Candidate gene carrying putative functional variants in different number of disorders (FDR < 0.05).
| Rank (FDR) | Unique Disorders | Two Disorders | Three Disorders | Four Disorders | Five Disorders | Six Disorders |
|---|---|---|---|---|---|---|
| [0, 0.0001) (48.32%) | 42 | 113 | 98 | 50 | 10 | 3 |
| [0.0001, 0.001) (9.17%) | 14 | 26 | 18 | 2 | 0 | 0 |
| [0.001, 0.01) (15.44%) | 31 | 41 | 21 | 6 | 2 | 0 |
| [0.01, 0.05) (27.06%) | 86 | 59 | 30 | 1 | 1 | 0 |
Candidate genes are split into six parts based on the number of disorders with putative functional DNMs in specific gene. Unique genes means gene only carry putative functional DNMs in one disorder. We ranked all candidate genes into four tiers based on the strength of FDR.
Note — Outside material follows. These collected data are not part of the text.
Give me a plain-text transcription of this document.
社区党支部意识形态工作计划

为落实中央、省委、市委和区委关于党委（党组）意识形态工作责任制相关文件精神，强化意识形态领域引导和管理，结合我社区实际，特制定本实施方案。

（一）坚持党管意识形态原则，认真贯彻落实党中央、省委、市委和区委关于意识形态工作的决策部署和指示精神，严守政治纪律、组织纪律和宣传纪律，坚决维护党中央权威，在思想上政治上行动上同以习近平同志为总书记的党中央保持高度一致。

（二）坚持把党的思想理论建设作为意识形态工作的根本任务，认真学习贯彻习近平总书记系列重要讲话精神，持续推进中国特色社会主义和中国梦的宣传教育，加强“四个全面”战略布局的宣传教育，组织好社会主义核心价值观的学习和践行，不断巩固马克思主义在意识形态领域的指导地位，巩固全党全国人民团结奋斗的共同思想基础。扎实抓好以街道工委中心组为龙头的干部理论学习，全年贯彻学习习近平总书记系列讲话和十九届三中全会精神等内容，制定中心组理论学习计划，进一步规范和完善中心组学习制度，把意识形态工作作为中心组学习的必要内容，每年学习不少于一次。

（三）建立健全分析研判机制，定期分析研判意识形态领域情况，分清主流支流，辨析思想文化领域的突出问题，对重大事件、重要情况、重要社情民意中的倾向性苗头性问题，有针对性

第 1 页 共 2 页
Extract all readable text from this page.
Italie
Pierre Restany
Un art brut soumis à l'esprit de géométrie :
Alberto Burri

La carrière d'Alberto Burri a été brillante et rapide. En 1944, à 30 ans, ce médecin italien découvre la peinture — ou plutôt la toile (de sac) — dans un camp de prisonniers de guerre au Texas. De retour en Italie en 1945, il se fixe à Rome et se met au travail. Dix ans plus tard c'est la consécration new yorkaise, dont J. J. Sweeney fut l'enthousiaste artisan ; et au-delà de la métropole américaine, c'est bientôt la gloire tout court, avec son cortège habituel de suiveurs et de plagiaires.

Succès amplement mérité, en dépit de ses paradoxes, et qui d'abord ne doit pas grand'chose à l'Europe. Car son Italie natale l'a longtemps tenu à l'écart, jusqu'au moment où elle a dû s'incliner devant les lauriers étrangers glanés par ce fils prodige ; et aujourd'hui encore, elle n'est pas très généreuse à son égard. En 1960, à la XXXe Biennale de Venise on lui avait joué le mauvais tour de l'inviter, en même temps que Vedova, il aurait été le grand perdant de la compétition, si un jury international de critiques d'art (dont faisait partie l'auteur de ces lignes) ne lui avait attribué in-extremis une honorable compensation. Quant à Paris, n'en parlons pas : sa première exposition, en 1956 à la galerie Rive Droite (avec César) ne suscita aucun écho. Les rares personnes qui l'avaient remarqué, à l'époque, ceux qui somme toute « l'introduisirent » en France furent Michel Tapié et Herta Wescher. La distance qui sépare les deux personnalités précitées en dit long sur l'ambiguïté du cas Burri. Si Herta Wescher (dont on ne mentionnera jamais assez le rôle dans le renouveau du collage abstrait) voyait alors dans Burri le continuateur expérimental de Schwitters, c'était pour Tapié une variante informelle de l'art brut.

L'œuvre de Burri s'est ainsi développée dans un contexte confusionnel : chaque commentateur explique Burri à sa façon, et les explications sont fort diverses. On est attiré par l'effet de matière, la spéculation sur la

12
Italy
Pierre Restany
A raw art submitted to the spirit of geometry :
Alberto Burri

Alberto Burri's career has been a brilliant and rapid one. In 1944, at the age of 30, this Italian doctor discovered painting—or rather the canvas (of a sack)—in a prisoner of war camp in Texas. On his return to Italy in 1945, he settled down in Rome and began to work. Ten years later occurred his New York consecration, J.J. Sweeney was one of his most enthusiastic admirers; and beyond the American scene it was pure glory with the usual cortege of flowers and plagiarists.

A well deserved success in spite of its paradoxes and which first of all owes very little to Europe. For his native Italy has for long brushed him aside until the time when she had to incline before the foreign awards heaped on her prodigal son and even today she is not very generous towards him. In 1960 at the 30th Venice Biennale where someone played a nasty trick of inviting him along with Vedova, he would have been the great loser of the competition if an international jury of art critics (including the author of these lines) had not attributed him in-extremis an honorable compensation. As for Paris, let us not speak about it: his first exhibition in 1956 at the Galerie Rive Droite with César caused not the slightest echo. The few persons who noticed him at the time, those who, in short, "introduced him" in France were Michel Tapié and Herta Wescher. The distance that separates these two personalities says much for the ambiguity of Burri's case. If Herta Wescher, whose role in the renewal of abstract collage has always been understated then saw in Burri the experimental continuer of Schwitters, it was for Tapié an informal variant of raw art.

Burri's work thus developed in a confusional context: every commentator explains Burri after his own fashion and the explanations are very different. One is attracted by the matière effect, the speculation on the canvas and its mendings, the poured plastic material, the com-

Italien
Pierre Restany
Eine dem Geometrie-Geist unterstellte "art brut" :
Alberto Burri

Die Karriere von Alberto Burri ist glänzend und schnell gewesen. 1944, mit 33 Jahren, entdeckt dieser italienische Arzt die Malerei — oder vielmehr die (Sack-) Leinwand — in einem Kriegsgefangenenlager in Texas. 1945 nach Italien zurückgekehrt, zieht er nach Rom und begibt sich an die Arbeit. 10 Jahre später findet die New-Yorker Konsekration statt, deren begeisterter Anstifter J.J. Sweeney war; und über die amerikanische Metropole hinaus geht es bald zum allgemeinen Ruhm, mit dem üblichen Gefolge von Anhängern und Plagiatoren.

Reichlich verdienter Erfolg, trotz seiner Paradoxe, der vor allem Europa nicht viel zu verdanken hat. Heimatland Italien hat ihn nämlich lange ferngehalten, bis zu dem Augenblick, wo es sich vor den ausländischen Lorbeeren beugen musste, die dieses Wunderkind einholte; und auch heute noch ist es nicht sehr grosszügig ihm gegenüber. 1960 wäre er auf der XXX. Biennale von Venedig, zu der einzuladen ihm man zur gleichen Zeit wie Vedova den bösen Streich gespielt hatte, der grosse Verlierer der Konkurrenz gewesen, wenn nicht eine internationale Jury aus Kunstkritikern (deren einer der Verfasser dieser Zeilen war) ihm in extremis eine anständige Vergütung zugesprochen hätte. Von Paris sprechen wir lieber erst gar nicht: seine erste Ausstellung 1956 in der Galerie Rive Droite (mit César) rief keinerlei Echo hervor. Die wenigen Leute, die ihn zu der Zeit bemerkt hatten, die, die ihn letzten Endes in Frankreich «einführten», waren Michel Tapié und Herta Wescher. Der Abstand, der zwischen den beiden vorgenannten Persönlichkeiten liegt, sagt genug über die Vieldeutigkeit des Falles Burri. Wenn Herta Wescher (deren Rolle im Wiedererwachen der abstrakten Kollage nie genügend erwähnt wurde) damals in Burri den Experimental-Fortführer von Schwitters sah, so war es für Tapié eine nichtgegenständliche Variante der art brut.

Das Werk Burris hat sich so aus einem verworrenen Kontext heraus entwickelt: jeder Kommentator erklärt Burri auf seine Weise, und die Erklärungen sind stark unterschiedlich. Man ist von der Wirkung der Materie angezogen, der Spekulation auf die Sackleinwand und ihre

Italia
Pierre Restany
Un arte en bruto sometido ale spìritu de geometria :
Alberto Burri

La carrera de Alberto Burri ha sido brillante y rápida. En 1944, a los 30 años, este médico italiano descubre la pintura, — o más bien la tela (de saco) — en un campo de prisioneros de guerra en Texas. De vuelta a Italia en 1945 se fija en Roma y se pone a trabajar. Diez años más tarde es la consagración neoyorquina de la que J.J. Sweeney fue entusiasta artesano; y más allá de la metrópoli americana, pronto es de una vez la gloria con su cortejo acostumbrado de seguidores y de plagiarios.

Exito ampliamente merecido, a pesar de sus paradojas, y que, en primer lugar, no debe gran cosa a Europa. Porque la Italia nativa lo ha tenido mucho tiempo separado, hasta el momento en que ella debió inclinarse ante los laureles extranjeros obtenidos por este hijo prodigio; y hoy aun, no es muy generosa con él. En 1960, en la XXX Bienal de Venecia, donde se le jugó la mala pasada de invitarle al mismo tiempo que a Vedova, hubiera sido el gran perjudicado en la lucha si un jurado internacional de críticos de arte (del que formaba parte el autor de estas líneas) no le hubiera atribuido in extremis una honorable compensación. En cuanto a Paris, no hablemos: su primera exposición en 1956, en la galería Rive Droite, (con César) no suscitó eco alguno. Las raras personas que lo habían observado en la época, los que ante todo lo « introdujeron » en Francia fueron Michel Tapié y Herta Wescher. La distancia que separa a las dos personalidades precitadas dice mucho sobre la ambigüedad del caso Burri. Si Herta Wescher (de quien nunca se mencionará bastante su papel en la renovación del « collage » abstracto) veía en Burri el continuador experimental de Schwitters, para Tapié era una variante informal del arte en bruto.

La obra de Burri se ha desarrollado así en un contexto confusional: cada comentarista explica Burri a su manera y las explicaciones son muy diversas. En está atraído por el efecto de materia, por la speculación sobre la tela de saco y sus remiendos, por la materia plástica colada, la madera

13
Figure 2Projected gene discovery in larger cohort size. We assume the sample size were 500, 1000, 2000, 4000, 8000, 16,000, and 32,000 for each disorder and sampling de novo variant from exist based on putative functional de novo variant rate per individual. We then estimate the number of candidate gene for each disorders with FDR < 0.05 by transmitted and de novo association (TADA) analysis. ASD, autism spectrum disorder; SCZ, schizophrenia; EE, epileptic encephalopathy; DD/ID, developmental disorders/intellectual disability; CHD, congenital heart disease, TD, Tourette disorder; BP, bipolar disorder; OCD, obsessive-compulsive disorder; CMS, complex motor stereotypies.